For a new "Reputations" column on the lives of prominent architects and theorists, the editors at Architectural Review asked me to put together a piece about Philip Johnson. I was somewhat reluctant, given that I am still very much in the midst of my biographical research, but decided it would be a useful exercise, and let me float one of my pet theories about how Johnson's architecture and personality tie together:
If there is any single characteristic that defines the architectural vocabulary of Johnson’s work, it is the void. Vacant spaces appear with regularity at the hearts of his buildings, regardless of programme: private residence, office tower, public institution. The Glass House, the building that will always define him, is in essence an empty container, a simple open room, a null space.The picture above, of his Bobst Library for NYU, represents this tendency at its worst. It was shot by Jessica Mintz, to document her 2003 story in The Villager about the installation of safety barriers in the library following a pair of suicides. Below is the great promenade at the New York State Theater at Lincoln Center, during the gala for the New York City Ballet. A world of difference.
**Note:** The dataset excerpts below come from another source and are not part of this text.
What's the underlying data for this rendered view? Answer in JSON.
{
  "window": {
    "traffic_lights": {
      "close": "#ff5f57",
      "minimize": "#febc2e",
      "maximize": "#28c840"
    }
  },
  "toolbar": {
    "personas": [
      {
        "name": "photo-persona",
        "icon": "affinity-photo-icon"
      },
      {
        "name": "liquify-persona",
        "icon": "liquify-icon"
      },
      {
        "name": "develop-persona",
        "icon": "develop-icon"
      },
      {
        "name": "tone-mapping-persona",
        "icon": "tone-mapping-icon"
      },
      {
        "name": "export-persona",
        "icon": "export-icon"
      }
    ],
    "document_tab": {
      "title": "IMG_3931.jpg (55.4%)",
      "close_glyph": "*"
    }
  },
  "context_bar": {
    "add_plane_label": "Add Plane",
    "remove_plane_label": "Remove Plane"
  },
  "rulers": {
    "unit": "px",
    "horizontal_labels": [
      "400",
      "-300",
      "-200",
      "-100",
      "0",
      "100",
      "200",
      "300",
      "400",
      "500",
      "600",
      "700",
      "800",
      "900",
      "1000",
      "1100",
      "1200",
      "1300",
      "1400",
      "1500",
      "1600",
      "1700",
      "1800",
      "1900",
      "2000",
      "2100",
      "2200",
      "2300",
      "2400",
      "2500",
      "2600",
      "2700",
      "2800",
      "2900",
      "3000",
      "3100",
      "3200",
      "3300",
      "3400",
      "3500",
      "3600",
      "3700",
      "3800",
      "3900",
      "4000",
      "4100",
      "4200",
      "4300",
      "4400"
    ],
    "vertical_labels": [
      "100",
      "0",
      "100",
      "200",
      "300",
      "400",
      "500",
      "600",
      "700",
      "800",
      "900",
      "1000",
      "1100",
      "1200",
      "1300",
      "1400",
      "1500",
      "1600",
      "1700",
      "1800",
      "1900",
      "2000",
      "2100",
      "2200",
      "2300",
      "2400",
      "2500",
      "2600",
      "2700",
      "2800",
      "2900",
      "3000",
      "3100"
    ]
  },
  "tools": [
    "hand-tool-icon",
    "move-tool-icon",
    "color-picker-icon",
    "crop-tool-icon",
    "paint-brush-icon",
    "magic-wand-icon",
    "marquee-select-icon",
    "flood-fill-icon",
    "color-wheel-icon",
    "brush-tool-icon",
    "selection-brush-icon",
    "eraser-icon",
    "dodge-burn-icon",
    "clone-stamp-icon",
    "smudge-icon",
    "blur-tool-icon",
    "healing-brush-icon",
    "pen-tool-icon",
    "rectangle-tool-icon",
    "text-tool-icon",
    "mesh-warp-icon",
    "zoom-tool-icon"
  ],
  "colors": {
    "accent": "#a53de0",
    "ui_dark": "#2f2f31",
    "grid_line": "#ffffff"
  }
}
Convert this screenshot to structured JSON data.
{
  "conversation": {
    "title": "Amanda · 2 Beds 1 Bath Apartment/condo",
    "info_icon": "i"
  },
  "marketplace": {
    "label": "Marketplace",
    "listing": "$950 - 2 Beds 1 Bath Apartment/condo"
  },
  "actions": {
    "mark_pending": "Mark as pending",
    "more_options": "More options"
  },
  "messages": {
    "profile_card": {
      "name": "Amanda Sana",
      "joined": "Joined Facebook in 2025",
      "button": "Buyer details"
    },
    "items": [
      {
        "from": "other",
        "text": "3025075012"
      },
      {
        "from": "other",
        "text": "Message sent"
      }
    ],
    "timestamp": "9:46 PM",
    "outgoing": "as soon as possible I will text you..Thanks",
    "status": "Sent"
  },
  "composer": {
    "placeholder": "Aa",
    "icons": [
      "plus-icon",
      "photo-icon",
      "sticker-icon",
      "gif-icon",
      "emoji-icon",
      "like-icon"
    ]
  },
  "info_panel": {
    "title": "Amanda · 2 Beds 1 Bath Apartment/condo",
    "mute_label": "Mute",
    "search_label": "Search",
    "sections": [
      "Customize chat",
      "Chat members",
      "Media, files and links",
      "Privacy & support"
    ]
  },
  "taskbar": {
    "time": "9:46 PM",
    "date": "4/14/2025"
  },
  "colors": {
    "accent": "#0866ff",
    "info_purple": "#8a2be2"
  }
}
Johnson spoke with great eloquence about the primacy of procession in architecture, of the critical importance of experiencing a building through time and space. His own work, however, is generally defined by courts and atriums and open rooms − points of stasis. He imagined these as spaces of social interaction, and at their best, when animated by a human presence, they can achieve a great energy. Emptied of that presence, they can be just the opposite − barren, inert, inhuman.
Those voids are reflective of nothing so much as Johnson himself; he was, like his architecture, a vessel always in search of an external charge. It is this essential nature that explains his history of shifting positions, his changing favourites, his obsession with the new.